Locks and dams system needs proper funding

June 19, 2017
Jim McNutt/Observer-Reporter Exterior of the Observer-Reporter building in Washington.

The locks and dams scattered along the three rivers surrounding Pittsburgh are an integral part of the magnificent system that channels commerce and goods up and down our waterways.

It’s an invaluable infrastructure system that allows year-round travel on the rivers around Pittsburgh – normally too shallow to navigate during the summer – and prevents flooding during heavy storms.

But one look at any of these nearly two-dozen facilities in our region clearly illustrates the need for a total overhaul of the locks and dams river system.

Built more than a century ago, they’re falling apart and in desperate need of repair. About 60 percent of the locks and dams operated by the Army Corps of Engineers are more than 50 years old, which is about their typical lifespan. That number is expected to spike to 85 percent by 2030.

Many people think of highways and railroads as the backbone of our economy, while neglecting improvements to the river infrastructure, but the locks and dams system is equally as important.

U.S. Sen. Bob Casey is trying to change that mindset. He visited Locks and Dam No. 4 along the Monongahela River in Charleroi to discuss President Trump’s proposed funding cuts in his budget to the current project making upgrades to locks in the lower Mon Valley.

The need to upgrade the area’s locks and dams shouldn’t come as a surprise. In fact, the U.S. Army Corps of Engineers has been sounding the alarm bells for years. The Pittsburgh District oversees 23 locks and dams on the three major rivers, which is 10 percent of the total facilities operated nationwide by the Corps.

Three years ago, the Corps allowed local media members to tour the inside of an empty chamber undergoing repairs at Locks and Dam No. 3 along the Monongahela River near Elizabeth. Chunks of fallen concrete were scattered across the 110-year-old facility that had long outlived its expected lifespan when it was constructed at the turn of the last century.
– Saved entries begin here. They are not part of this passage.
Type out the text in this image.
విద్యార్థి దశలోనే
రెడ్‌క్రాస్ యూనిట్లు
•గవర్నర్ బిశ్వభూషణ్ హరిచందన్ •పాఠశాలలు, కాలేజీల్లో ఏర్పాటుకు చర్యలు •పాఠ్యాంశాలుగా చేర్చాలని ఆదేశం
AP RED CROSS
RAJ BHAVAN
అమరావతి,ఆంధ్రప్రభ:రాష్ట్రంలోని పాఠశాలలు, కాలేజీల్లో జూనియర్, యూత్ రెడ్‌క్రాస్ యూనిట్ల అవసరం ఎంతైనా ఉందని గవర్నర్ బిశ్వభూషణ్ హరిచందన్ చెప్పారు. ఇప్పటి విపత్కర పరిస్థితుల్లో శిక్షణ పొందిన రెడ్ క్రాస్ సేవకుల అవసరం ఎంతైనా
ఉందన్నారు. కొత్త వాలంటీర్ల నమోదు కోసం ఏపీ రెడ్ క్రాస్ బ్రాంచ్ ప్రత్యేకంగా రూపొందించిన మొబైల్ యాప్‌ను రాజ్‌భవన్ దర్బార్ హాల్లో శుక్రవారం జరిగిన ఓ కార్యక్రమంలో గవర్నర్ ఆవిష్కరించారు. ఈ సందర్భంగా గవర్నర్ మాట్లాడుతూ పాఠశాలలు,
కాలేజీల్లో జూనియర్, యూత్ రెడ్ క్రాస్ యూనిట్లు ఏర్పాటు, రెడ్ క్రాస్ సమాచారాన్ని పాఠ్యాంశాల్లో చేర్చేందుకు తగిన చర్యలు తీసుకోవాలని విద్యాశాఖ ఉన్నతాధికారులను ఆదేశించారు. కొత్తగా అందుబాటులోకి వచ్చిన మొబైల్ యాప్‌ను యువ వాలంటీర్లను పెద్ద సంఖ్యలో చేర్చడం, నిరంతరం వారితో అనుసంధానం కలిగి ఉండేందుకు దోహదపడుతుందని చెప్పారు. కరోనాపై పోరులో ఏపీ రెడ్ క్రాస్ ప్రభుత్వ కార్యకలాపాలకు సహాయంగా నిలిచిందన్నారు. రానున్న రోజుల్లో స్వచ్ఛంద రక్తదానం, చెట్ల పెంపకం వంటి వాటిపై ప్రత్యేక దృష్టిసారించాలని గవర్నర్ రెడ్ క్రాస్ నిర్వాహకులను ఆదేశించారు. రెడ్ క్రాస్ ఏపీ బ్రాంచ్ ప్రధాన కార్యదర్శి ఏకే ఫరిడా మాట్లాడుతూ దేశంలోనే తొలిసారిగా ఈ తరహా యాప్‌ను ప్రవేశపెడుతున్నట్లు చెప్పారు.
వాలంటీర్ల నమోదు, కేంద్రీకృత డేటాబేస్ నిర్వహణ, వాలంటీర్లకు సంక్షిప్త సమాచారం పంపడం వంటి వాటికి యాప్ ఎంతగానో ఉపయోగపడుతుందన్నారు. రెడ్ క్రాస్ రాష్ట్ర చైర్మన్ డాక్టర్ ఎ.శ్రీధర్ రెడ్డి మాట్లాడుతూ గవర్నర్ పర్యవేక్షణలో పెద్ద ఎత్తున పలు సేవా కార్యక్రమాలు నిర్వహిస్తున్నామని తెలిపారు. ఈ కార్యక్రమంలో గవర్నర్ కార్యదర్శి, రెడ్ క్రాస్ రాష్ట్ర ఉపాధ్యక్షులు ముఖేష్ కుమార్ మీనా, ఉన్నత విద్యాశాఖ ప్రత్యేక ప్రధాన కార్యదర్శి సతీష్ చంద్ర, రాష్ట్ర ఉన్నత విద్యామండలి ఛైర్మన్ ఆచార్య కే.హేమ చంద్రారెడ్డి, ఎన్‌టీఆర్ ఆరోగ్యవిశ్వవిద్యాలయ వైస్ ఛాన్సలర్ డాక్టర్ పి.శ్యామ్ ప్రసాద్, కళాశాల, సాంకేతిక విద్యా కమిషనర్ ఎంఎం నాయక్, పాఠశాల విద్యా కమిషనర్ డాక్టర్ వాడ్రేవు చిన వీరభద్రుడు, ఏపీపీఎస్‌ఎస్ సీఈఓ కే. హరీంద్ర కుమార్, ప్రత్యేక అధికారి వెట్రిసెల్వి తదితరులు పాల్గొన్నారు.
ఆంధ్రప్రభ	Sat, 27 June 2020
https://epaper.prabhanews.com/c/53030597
The Corps wants to remove the deteriorating dam, but the funding stream forced it to make patchwork repairs instead.

The federal Water Resources Reform Development Act was signed into law in 2014 and authorized new projects, but the Corps still needed more money for the improvement projects.

So it’s puzzling that the Trump Administration would make cuts in this area, especially now that there are rumblings the president plans to push a $1 trillion infrastructure bill later this year.

Casey also raised concerns about Trump’s suggestion that tolls could be placed on the ships that navigate through locks. That undoubtedly would cause an exodus from the river and force more goods to be transported on the highways, creating a domino effect of increased traffic and damaged roads.

These locks and dams are an integral part of our region and its economy.

They’ve been neglected for far too long.

Infrastructure improvements are now in the national spotlight with our crumbling roads and bridges.

It seems natural that locks and dams should also be part of the discussion.

If so, there’s no reason to defund these projects along the Mon River.

If anything, it’s past time to spend the money necessary to fix them now, so we don’t pay a heftier price later.